In
part three of his wishlist for PHP 6 Stephan wrote that he would like to see annotations built into PHP 6 directly. I disagree with him about that. Annotations can be done in userland, without any problems. He already gave some examples of projects that accomplished this task. But if you look at them you see that every project has a different solution on how to implement annotations for PHP which leads to the problem that if you use different projects in your own application you have to handle all their ways of treating annotations. Annoying, isn't it?
In
my notes to some reactions occured when announcing Stubbles I already wrote about the lack of specifications in PHP, and obviously
I'm not the only one who would encourage such specifications. Specifications would solve the problem of different incompatible solutions. They would define interfaces, and all you have to do is programming against this interfaces, leaving the choice of which solution to use up to the user of the application or depending on concrete stuff you are doing. Of course, this is not limited to annotations. It could be applied on everything that can be done in userland.
How specifications can be created and handled has not to be invented, the
Java Community Process can give us a lot of hints for that. Such a process, applied to PHP, can as well give us a new way of handling for the PHP internals, but that is up debate for the core developers once such a process is established.

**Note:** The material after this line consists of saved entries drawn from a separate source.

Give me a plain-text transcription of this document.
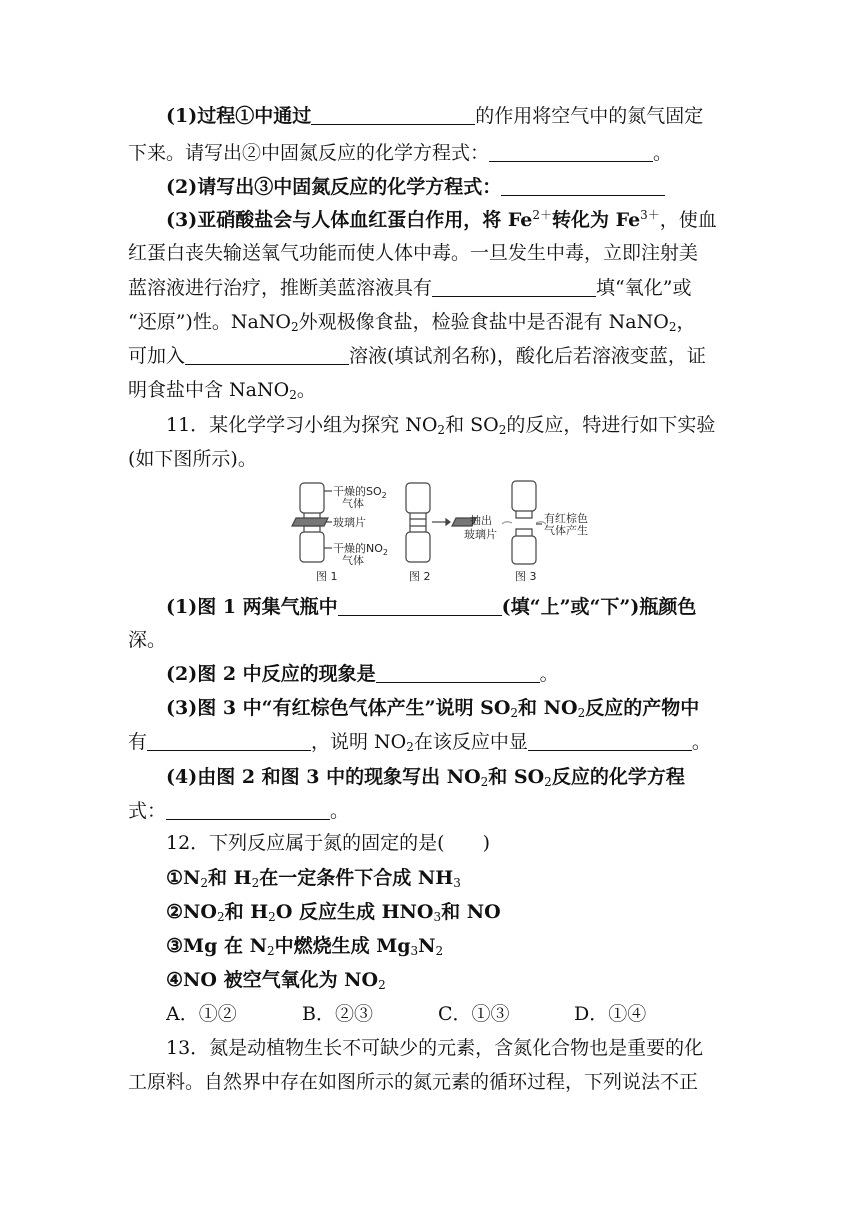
(1)过程①中通过	的作用将空气中的氮气固定
下来。请写出②中固氮反应的化学方程式：	。
(2)请写出③中固氮反应的化学方程式：
(3)亚硝酸盐会与人体血红蛋白作用，将 $Fe^{2+}$转化为 $Fe^{3+}$，使血
红蛋白丧失输送氧气功能而使人体中毒。一旦发生中毒，立即注射美
蓝溶液进行治疗，推断美蓝溶液具有	填“氧化”或
“还原”)性。NaNO$_2$外观极像食盐，检验食盐中是否混有 NaNO$_2$，
可加入	溶液(填试剂名称)，酸化后若溶液变蓝，证
明食盐中含 NaNO$_2$。
11．某化学学习小组为探究 $NO_2$和 $SO_2$的反应，特进行如下实验
(如下图所示)。
干燥的$SO_2$
气体
玻璃片
干燥的$NO_2$
气体
抽出
玻璃片
有红棕色
气体产生
图 1	图 2	图 3
(1)图 1 两集气瓶中	(填“上”或“下”)瓶颜色
深。
(2)图 2 中反应的现象是	。
(3)图 3 中“有红棕色气体产生”说明 $SO_2$和 $NO_2$反应的产物中
有	，说明 $NO_2$在该反应中显	。
(4)由图 2 和图 3 中的现象写出 $NO_2$和 $SO_2$反应的化学方程
式：	。
12．下列反应属于氮的固定的是(　　)
$①N_2$和 $H_2$在一定条件下合成 $NH_3$
$②NO_2$和 $H_2O$ 反应生成 $HNO_3$和 NO
③Mg 在 $N_2$中燃烧生成 $Mg_3N_2$
④NO 被空气氧化为 $NO_2$
A．①②	B．②③	C．①③	D．①④
13．氮是动植物生长不可缺少的元素，含氮化合物也是重要的化
工原料。自然界中存在如图所示的氮元素的循环过程，下列说法不正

The defined interfaces of those specifications could be part of the
Standard PHP Library, where I would like to see more interfaces and less concrete classes as well, so everybody can rely on the interface to be there (because SPL is part of PHP by default). In the concrete example it would also mean less work for the core PHP developers because adding some new interfaces to the SPL should be easier to accomplish than real native support for annotations. However I think this will raise the need for
namespaces.
The question about who should handle the process and provide the infrastructure for it is not that difficult. It not has to be necessary Zend or the PHP group like Stefan Koopmanschap suggested, it can be a group of motivated PHP developers as well. The more interesting question is whether such a project would be supported by both of them. It could only be successful if supported by them. I think it would be interesting to initiate and create the process (anyone else interested?), but of course it doesn't make any sense if it doesn't get the support by the PHP group, Zend and other PHP companies and PHP developers.